John Rinzel, G. Svirskis, V. Kotak, and D. Sanes

NYU

Localization of low frequency sounds involves precise computation of interaural time differences (sub-ms range). The first neurons that receive binaural input and participate in this computation are, for mammals, in the medial superior olive (MSO) and they have distinct biophysical properties. They spike in response to transient but not to slowly varying stimuli and phase-lock well to periodic input. A low-threshold potassium current I_K-lt contributes to the MSO neuron's temporal processing qualities partly because the membrane's "time constant" is shortened by this extra conductance but the dynamic aspects of I_K-lt activation also play a role.

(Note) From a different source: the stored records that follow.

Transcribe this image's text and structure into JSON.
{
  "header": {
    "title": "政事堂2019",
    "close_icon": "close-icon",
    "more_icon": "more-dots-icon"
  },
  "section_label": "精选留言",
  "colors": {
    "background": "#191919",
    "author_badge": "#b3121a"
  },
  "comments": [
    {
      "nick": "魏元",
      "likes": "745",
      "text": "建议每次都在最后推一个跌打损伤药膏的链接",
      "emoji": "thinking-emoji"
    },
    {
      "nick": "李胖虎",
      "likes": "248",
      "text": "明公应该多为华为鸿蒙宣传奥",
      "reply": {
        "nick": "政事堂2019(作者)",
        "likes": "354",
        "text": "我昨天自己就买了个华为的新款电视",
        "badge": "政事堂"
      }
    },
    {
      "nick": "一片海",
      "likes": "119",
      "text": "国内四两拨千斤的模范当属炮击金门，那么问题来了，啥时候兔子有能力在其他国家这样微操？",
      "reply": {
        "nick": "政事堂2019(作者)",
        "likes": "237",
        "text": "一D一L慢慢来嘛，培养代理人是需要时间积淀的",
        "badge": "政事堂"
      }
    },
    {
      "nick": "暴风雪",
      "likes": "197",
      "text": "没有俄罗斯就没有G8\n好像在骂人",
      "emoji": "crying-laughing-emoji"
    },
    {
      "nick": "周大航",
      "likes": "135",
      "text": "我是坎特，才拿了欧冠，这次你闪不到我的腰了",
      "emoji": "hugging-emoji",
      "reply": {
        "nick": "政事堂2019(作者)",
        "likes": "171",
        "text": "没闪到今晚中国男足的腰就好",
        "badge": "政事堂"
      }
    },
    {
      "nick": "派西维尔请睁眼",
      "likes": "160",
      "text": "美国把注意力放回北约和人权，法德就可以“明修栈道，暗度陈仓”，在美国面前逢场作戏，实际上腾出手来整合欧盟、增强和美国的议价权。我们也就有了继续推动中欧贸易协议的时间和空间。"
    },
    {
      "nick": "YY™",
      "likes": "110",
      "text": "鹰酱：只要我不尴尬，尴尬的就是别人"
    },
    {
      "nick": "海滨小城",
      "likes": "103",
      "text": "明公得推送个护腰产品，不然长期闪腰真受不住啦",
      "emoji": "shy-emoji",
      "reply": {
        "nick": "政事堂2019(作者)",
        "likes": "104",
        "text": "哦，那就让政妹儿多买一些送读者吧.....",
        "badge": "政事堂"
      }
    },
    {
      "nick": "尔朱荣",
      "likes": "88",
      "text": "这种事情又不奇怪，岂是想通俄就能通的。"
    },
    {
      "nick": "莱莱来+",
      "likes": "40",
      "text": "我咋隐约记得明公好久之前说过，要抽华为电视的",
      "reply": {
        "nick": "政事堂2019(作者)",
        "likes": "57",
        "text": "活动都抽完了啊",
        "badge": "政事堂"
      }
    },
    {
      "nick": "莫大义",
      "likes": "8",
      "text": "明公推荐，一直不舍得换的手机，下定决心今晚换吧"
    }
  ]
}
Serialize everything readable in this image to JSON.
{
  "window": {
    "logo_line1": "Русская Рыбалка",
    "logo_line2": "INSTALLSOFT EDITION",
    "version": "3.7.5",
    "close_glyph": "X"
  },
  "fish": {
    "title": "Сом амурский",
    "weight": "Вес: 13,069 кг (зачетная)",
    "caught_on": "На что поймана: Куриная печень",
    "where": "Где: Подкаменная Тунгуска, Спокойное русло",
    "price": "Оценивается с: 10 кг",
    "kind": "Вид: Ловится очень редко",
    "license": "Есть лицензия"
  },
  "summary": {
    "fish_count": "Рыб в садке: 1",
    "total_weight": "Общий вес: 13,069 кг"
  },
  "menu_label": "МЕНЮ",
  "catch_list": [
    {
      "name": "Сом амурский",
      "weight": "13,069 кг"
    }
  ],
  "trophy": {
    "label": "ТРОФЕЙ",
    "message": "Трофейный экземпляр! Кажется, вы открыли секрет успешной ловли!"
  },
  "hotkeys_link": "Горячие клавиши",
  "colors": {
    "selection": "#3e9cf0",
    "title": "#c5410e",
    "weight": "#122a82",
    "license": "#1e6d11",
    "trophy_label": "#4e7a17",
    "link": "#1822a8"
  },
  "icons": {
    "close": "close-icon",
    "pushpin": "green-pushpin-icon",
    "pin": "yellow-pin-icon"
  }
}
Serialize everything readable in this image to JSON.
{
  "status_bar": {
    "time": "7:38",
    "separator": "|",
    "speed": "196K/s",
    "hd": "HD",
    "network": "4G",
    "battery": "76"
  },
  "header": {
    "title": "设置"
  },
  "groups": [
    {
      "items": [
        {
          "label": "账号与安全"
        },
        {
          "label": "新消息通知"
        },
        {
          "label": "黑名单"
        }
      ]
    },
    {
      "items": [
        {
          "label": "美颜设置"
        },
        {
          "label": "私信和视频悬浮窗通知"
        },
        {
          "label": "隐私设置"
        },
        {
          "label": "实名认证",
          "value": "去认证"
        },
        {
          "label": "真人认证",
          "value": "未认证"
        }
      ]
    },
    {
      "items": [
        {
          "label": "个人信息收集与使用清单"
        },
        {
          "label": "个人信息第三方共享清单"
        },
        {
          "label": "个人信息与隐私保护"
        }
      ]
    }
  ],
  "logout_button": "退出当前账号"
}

Transient signals must outrace the activation of I_K-lt if they are to cause the cell to spike. We characterize the role of I_K-lt through in vitro experiments (gerbil MSO) and with computational models, of the Hodgkin-Huxley and enhanced integrate-and-fire types. We focus particularly on what makes these coincidence-detecting cells fire, i.e. on how they integrate subthreshold signals in the presence of a noisy synaptic background, typical of the peripheral auditory system. Our results show that partial block of I_K-lt reduces: (1) the signal-to-noise ratio, (2) the probability to fire in response to closely-timed inputs, (3) the quality (vector strength) of phase-locking, and (4) the temporal sharpness of transient currents that cause spiking (as seen with reverse correlation analysis).